Hargrove has been down this road before. He managed a developing team in Cleveland in the early 1990s that would grow into a perennial contender - reaching the World Series twice and the playoffs five years in a row. There is no way to know for sure whether this crop of Orioles youngsters includes a budding Albert Belle, Kenny Lofton or Manny Ramirez, but Hargrove was there once and knows it's possible.

"If you want to look at this club closely, you can see the same percolation going on," he said. "We've got Jerry Hairston, Brian Roberts and Larry Bigbie, and they are all much better players than they were a year ago. We've got Tony Batista all year. Jay Gibbons ... we barely knew anything about him at this time last year. And we've got Chris Singleton and Marty Cordova, who are young veterans.

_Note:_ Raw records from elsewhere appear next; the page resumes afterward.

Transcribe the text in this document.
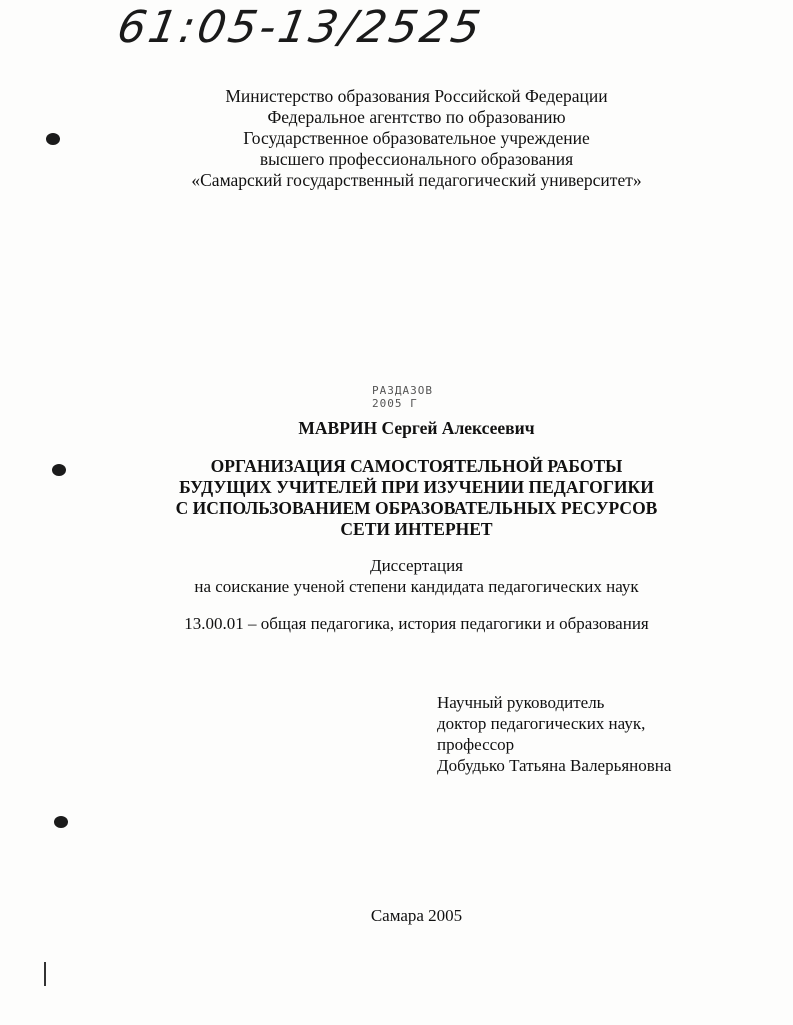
61:05-13/2525
Министерство образования Российской Федерации
Федеральное агентство по образованию
Государственное образовательное учреждение
высшего профессионального образования
«Самарский государственный педагогический университет»
РАЗДАЗОВ
2005 Г
МАВРИН Сергей Алексеевич
ОРГАНИЗАЦИЯ САМОСТОЯТЕЛЬНОЙ РАБОТЫ
БУДУЩИХ УЧИТЕЛЕЙ ПРИ ИЗУЧЕНИИ ПЕДАГОГИКИ
С ИСПОЛЬЗОВАНИЕМ ОБРАЗОВАТЕЛЬНЫХ РЕСУРСОВ
СЕТИ ИНТЕРНЕТ
Диссертация
на соискание ученой степени кандидата педагогических наук
13.00.01 – общая педагогика, история педагогики и образования
Научный руководитель
доктор педагогических наук,
профессор
Добудько Татьяна Валерьяновна
Самара 2005
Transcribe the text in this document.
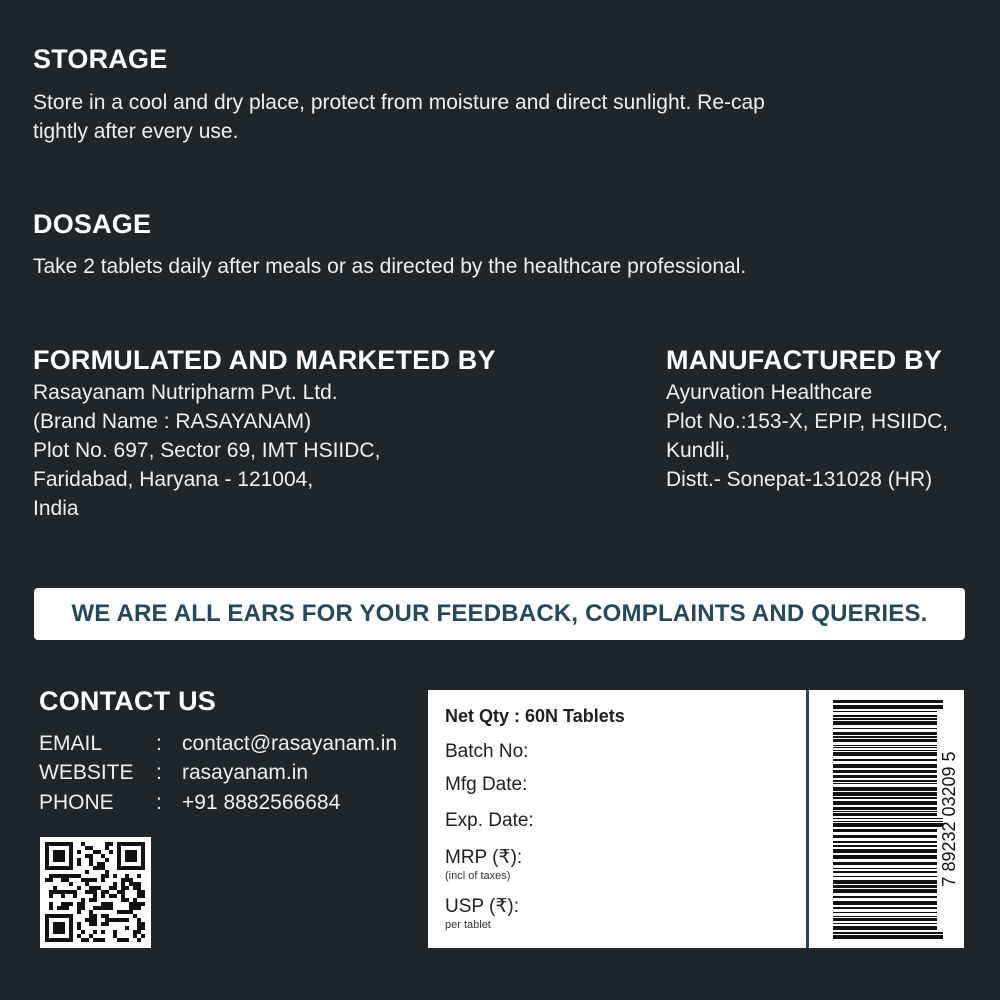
STORAGE
Store in a cool and dry place, protect from moisture and direct sunlight. Re-cap
tightly after every use.
DOSAGE
Take 2 tablets daily after meals or as directed by the healthcare professional.
FORMULATED AND MARKETED BY
Rasayanam Nutripharm Pvt. Ltd.
(Brand Name : RASAYANAM)
Plot No. 697, Sector 69, IMT HSIIDC,
Faridabad, Haryana - 121004,
India
MANUFACTURED BY
Ayurvation Healthcare
Plot No.:153-X, EPIP, HSIIDC,
Kundli,
Distt.- Sonepat-131028 (HR)
WE ARE ALL EARS FOR YOUR FEEDBACK, COMPLAINTS AND QUERIES.
CONTACT US
EMAIL	: contact@rasayanam.in
WEBSITE : rasayanam.in
PHONE : +91 8882566684
Net Qty : 60N Tablets
Batch No:
Mfg Date:
Exp. Date:
MRP (₹):
(incl of taxes)
USP (₹):
per tablet
7 89232 03209 5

"I think there are a lot of good things in store. Whether it will be this year, I don't know, but I think we're on the right track."

Angelos also said that if the team collapses again this year - and there isn't a wave of injuries to explain the downturn - he likely would order the front office to renew its emphasis on free agents to assure a competitive season in 2003.

The owner already is on record saying the club took a restrained approach to the free-agent market to conserve resources for a greater push next year, but seemed to imply this week that another poor season would prompt a decided shift back to big-ticket players from outside the organization.

Hargrove said he hopes this year's team mirrors the Indians of 1993, a team that blossomed enough to require only a couple of free-agent additions - former Orioles Eddie Murray and Dennis Martinez - to begin a string of winning seasons that stretched for the remainder of Hargrove's tenure as Indians manager.

"I think you're seeing more strength in our minor-league system, and with Tony DeMacio and his scouting people, I can only see it getting better and better," Hargrove said. "If Mr. Angelos chooses to go that [free-agent] route, we'll have a feeder system to augment that plan and make it work.

"If nothing else, we've been able to identify young players who are going to be viable major-league players. If you can add to that with free agents, that's OK. There's more than one way to skin a cat."